After a 2004 heart attack on stage in Germany and a long dormant period, Bowie returned to the studio in 2011 to record “The Next Day,” carefully putting in standard workdays that ended promptly at 6 p.m. — a marked change from his drug-fueled, 24/7 sessions of old. The result, a ruminative but ambitious rock album, received rapturous reviews and seemed to herald the return of a music legend. In 2015, however, as Bowie began work on his stage musical, “Lazarus,” and a new album, “Blackstar,” he was undergoing treatment for cancer.

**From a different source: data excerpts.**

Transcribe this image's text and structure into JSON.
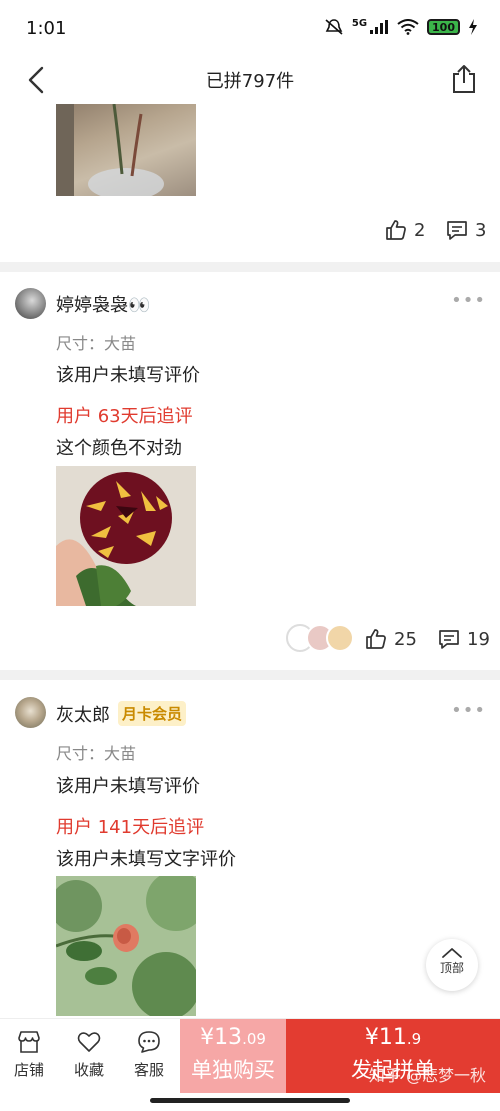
{
  "status_bar": {
    "time": "1:01",
    "network": "5G",
    "battery": "100"
  },
  "nav": {
    "title": "已拼797件"
  },
  "previous_review": {
    "likes": "2",
    "comments": "3"
  },
  "reviews": [
    {
      "username": "婷婷袅袅👀",
      "spec": "尺寸：大苗",
      "text": "该用户未填写评价",
      "followup_label": "用户 63天后追评",
      "followup_text": "这个颜色不对劲",
      "likes": "25",
      "comments": "19"
    },
    {
      "username": "灰太郎",
      "badge": "月卡会员",
      "spec": "尺寸：大苗",
      "text": "该用户未填写评价",
      "followup_label": "用户 141天后追评",
      "followup_text": "该用户未填写文字评价"
    }
  ],
  "float": {
    "top_label": "顶部"
  },
  "bottom_bar": {
    "tabs": [
      {
        "label": "店铺",
        "icon": "store-icon"
      },
      {
        "label": "收藏",
        "icon": "heart-icon"
      },
      {
        "label": "客服",
        "icon": "chat-icon"
      }
    ],
    "single": {
      "currency": "¥",
      "price_int": "13",
      "price_dec": ".09",
      "label": "单独购买"
    },
    "group": {
      "currency": "¥",
      "price_int": "11",
      "price_dec": ".9",
      "label": "发起拼单"
    }
  },
  "watermark": "知乎 @悲梦一秋",
  "colors": {
    "accent": "#e33c31",
    "single_button": "#f6a7a6",
    "followup": "#e03b2f",
    "badge": "#c98a00"
  }
}
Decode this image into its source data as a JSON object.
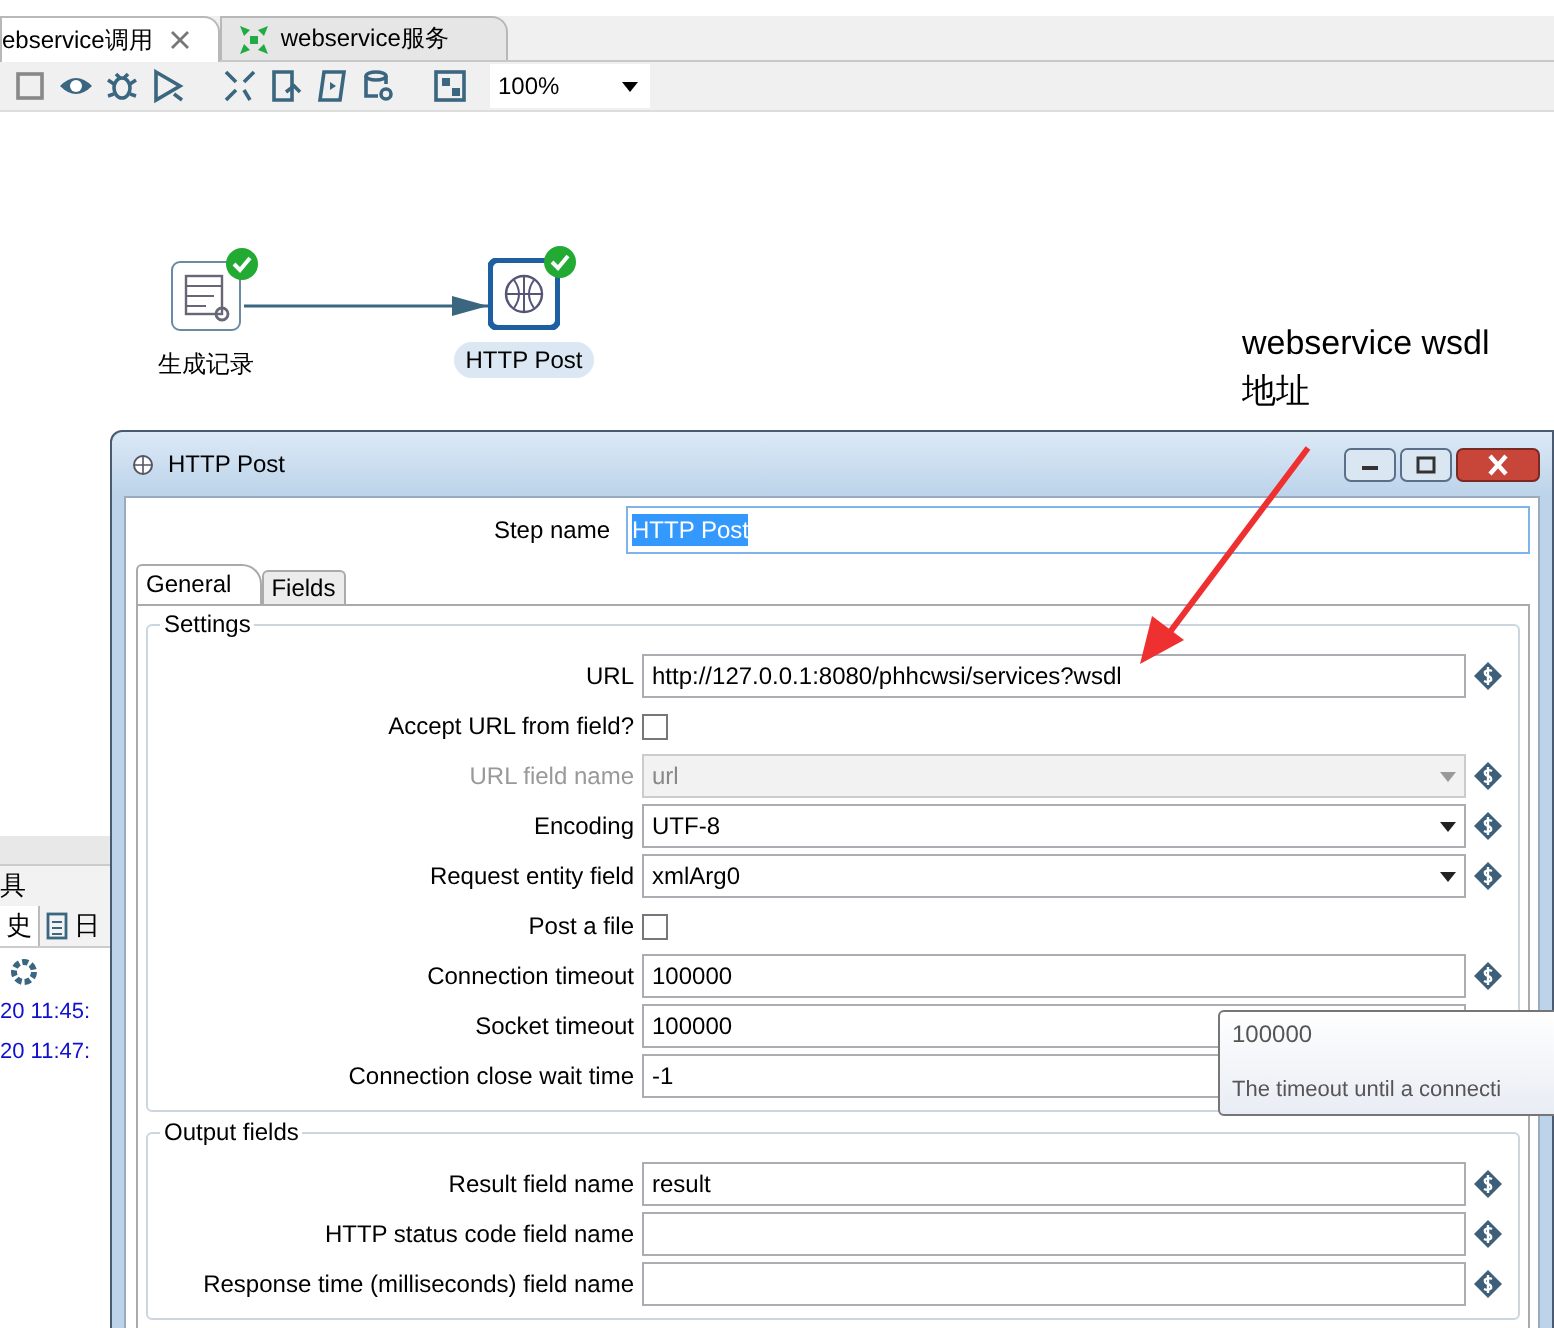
{
  "editor_tabs": [
    {
      "label": "ebservice调用",
      "selected": true,
      "closable": true,
      "kind": "plain"
    },
    {
      "label": "webservice服务",
      "selected": false,
      "closable": false,
      "kind": "job"
    }
  ],
  "toolbar": {
    "zoom": "100%"
  },
  "canvas": {
    "steps": [
      {
        "label": "生成记录",
        "kind": "generator",
        "selected": false
      },
      {
        "label": "HTTP Post",
        "kind": "http",
        "selected": true
      }
    ]
  },
  "bottom_panel": {
    "title": "具",
    "tabs": [
      {
        "label": "史",
        "selected": true
      },
      {
        "label": "日",
        "selected": false
      }
    ],
    "log_lines": [
      "20 11:45:",
      "20 11:47:"
    ]
  },
  "annotation": {
    "lines": [
      "webservice wsdl",
      "地址"
    ]
  },
  "dialog": {
    "title": "HTTP Post",
    "step_name_label": "Step name",
    "step_name": "HTTP Post",
    "tabs": [
      {
        "label": "General",
        "selected": true
      },
      {
        "label": "Fields",
        "selected": false
      }
    ],
    "groups": [
      {
        "title": "Settings",
        "rows": [
          {
            "label": "URL",
            "kind": "text",
            "value": "http://127.0.0.1:8080/phhcwsi/services?wsdl",
            "disabled": false,
            "variable": true
          },
          {
            "label": "Accept URL from field?",
            "kind": "checkbox",
            "checked": false,
            "disabled": false,
            "variable": false
          },
          {
            "label": "URL field name",
            "kind": "dropdown",
            "value": "url",
            "disabled": true,
            "variable": true
          },
          {
            "label": "Encoding",
            "kind": "dropdown",
            "value": "UTF-8",
            "disabled": false,
            "variable": true
          },
          {
            "label": "Request entity field",
            "kind": "dropdown",
            "value": "xmlArg0",
            "disabled": false,
            "variable": true
          },
          {
            "label": "Post a file",
            "kind": "checkbox",
            "checked": false,
            "disabled": false,
            "variable": false
          },
          {
            "label": "Connection timeout",
            "kind": "text",
            "value": "100000",
            "disabled": false,
            "variable": true
          },
          {
            "label": "Socket timeout",
            "kind": "text",
            "value": "100000",
            "disabled": false
          },
          {
            "label": "Connection close wait time",
            "kind": "text",
            "value": "-1",
            "disabled": false
          }
        ]
      },
      {
        "title": "Output fields",
        "rows": [
          {
            "label": "Result field name",
            "kind": "text",
            "value": "result",
            "disabled": false,
            "variable": true
          },
          {
            "label": "HTTP status code field name",
            "kind": "text",
            "disabled": false,
            "variable": true
          },
          {
            "label": "Response time (milliseconds) field name",
            "kind": "text",
            "disabled": false,
            "variable": true
          }
        ]
      }
    ],
    "tooltip": {
      "value": "100000",
      "text": "The timeout until a connecti"
    }
  }
}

As in the previous film, Whately digs deep into the music, interviewing Bowie’s longtime producer Tony Visconti and such new collaborators as drummer Zack Alford and jazz saxophonist Donny McCaslin. (Whately often stages the musicians in a studio to re-create Bowie’s songs, step by step, without him.) He gives us a peek at several rejected titles and covers for “The Next Day.” Whately also draws clear connections — though he’s far from the first to do so — between Bowie’s illness and the themes of death that marked his final songs. The most chilling moment comes when Visconti isolates Bowie’s vocals for “Lazarus,” revealing his strained breath and depth of feeling.

BOTTOM LINE “The Last Five Years” will be a must for even casual Bowie fans, who are most likely still reeling from their idol’s absence. It captures the ever-changing artist in his most surprising incarnation yet: a mortal man.